Liberté de la presse - crédits : Keystone-France/ Gamma-Keystone/ Getty Images

Liberté de la presse

Les auteurs de la Constitution américaine, quelques années seulement avant les acteurs de la Révolution française, ont fait de la liberté de la presse le principe cardinal de l'État moderne, la condition d'exercice des libertés politiques ou personnelles, cette aune permettant de mesurer le degré d'accomplissement, pour une société démocratique, de son idéal de citoyenneté et de réalisation du bonheur personnel. Quelle distance sépare aujourd'hui les commandements de la liberté de la presse et les réalités, immanquablement décevantes, de son exercice ? Cet écart entre l'idéal et la réalité, toujours trop grand, n'est-il pas plus difficile à apprécier, tandis que se propage, à l'intérieur des frontières nationales comme à l'échelle internationale, le mythe du « quatrième pouvoir » ?

De la conquête d'une liberté aux réalités nouvelles

En 1835, Alexis de Tocqueville voyait dans la multiplication des journaux l'avènement d'une société nouvelle, moins individualiste certes, et plus attachée, selon lui, à l'égalité entre les hommes qu'aux progrès de la liberté. En 1894, Émile Zola instruisait le procès du journalisme naissant : « L'information, écrivait-il, a transformé le journalisme, tué les grands articles, tué la critique littéraire, donné chaque jour plus de place aux dépêches, aux nouvelles, grandes ou petites, aux procès-verbaux des reporters et des interviewers. »

Entre ces deux dates, le journaliste moderne est né, en même temps que les premiers grands quotidiens. Tandis que ces journaux gagnaient des lecteurs, par centaines de milliers ou par millions, d'abord en France, ensuite aux États-Unis et en Grande-Bretagne, les journalistes étaient établis dans un rôle social inédit, cumulant l'autorité du savoir et l'art de la communication, à la fois historiens du présent et interprètes assermentés de la vie quotidienne, celle des puissants et des gens ordinaires.
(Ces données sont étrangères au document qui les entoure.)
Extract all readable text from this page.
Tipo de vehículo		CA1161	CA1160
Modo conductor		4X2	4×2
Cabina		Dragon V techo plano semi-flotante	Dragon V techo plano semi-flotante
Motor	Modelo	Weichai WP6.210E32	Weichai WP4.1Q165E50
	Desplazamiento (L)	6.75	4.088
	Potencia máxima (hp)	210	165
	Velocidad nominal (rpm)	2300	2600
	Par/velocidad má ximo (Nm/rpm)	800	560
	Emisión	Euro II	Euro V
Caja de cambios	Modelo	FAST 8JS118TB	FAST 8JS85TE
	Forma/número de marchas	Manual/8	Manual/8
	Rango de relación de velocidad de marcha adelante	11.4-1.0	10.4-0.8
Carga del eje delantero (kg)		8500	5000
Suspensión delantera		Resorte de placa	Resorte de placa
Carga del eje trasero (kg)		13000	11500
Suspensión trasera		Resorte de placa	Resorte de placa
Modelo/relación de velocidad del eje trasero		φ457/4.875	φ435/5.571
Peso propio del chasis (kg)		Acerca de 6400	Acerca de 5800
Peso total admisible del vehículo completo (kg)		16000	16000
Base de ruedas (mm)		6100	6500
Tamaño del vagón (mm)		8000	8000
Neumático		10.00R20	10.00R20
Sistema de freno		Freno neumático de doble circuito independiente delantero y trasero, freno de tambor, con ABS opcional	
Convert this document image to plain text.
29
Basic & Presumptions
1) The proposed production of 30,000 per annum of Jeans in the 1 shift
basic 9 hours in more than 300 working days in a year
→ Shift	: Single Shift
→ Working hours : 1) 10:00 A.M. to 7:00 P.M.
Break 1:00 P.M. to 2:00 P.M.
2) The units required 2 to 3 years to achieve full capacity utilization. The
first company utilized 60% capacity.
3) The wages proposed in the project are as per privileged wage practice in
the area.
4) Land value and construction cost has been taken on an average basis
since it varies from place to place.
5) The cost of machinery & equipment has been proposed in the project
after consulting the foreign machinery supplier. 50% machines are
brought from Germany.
Au fil des décennies, jusqu'à la Première Guerre mondiale, les démocraties ont institué les journalistes dans un magistère, celui de l'information. Ou bien, pour être plus précis, dans un rôle officiel de « médiateurs » entre, d'un côté, les lecteurs toujours plus nombreux et, de l'autre côté, les acteurs des événements ou bien les représentants patentés des arts et des sciences. En même temps, les journalistes se sont trouvés engagés dans une autre médiation ou dans d'autres tractations, indifférentes aux lecteurs – avec leurs confrères d'un côté, et avec les dirigeants de leur journal de l'autre –, condamnés à respecter la ligne du journal tout en souscrivant aux règles admises par leurs pairs, quelle que soit leur appréciation personnelle à propos de celles-ci comme à propos de celle-là.

En cette fin du xxe siècle, ce rôle de médiateur joué par les journalistes est plus nécessaire et plus difficile que jamais. Parce que les besoins en information sont toujours plus difficiles à satisfaire, en raison de la croissance exponentielle de son abondance et de sa complexité. Parce que les machines qui sont censées assurer une « communication » plus satisfaisante des « pensées et des opinions » entre les hommes sont mises au service d'une société plus encline à l'excommunication qu'à la communication. Mais surtout en raison des difficultés rencontrées par les journalistes pour conserver leurs distances vis-à-vis de tous ceux qui rêvent de les compromettre : les héros d'un jour comme les experts, les savants comme les artistes, les puissants enfin, dont tous ne sont pas au nombre des gouvernants. C'est dans le maintien de cette équidistance vis-à-vis de leurs interlocuteurs obligés que réside la seule confiance qui compte à leurs yeux : celle des lecteurs ou des téléspectateurs, qui doivent toujours garder, en [...]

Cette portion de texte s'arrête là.